Cherry Estate has no elected officials, no academics and no one who's the least bit intellectually curious. It's all work in some kind of labor position there and deeper knowledge is subtly frowned upon. No one has ever even left the village, nor do they care to. Just what has Sze An stumbled into here? It's a little piece of heaven in many ways but also proves to be far too limiting and simple for someone as pensive and knowledge-thirsty as Sze An. The strange story takes many other twists and turns that I can't reveal here because I don't want to spoil things but the plot makes room for a magic mirror, a three month long coma, a headless ghost, hyenas feasting on corpses in a battlefield, a white-eyed swordfighting monk and frequent visits by the zombie / skeleton corpse / Grim Reaper stand-in, who at one point is decapitated and tries to put his head back on.
A surprisingly great but sadly unseen and unjustly ignored film, this is much more thoughtful, downbeat, contemplative and artistically-made than I was expecting. Being torn between his human existence and the afterlife, the protagonist faces the ultimate conflict as neither alternative is fully satisfying. Trying to do the right thing by his family provides few rewards and plenty of heartbreak and misery but having his basic needs (sex, shelter, food, friendship) met in the beyond at the cost of his individuality and philosophical nature leaves him feeling just as empty. Anyone torn between a passion not appreciated by much of society, whether that be a scholarly or artistic one, and being a "responsible adult" (making money) should be able to relate to this material and the main character. The opening credits being placed in front of shots of ants scurrying around is certainly not random.

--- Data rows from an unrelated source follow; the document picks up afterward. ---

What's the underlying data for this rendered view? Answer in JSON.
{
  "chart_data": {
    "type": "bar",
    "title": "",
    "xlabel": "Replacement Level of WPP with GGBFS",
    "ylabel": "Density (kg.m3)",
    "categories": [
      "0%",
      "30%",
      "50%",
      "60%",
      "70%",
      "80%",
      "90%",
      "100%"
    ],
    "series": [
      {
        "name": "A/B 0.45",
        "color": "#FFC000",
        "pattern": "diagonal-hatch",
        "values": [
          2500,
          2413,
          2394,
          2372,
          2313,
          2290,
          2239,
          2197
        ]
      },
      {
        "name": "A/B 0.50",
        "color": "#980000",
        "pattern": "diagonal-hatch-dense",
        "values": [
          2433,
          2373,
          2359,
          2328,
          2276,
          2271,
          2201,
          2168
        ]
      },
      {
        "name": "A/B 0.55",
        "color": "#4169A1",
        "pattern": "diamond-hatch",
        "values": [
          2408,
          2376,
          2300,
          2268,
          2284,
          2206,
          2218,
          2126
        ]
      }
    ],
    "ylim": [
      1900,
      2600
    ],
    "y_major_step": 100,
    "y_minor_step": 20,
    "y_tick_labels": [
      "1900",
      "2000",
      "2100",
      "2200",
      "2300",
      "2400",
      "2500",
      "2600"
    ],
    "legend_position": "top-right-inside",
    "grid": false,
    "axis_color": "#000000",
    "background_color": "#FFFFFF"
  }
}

Not only is the story smart and multi-layered, but this also comes through visually. It's creatively directed, with good camerawork, interesting camera angles, nightmarish sound design and slow motion and foggy lens applied to one memorable sequence. Excellent use is also made of its natural, desolate environment. There are vast, empty fields, old stone buildings and many shots of characters and things cast in shadow against the horizon. The cast consists almost entirely of unknowns (except for the prolific Miao) though everyone acquits themselves well enough but this is an especially noteworthy accomplishment for director Wang, who also wrote, edited, shot and did the great score.
This was nominated for four awards at the Golden Horse Film Festival (the main national film award of Taiwan), including Best Cinematography, Best Art Direction, Best Film Score and Best Picture. Amusingly, Wang ended up winning an award at the same ceremony for Best Director, but not for this film. His The Legend of Six Dynasty (1979) won him the award and was also nominated for Best Film, Score and Screenplay. There were VCD and DVD releases through Joy Sales. For the record, there are better quality prints of this out there than what I viewed.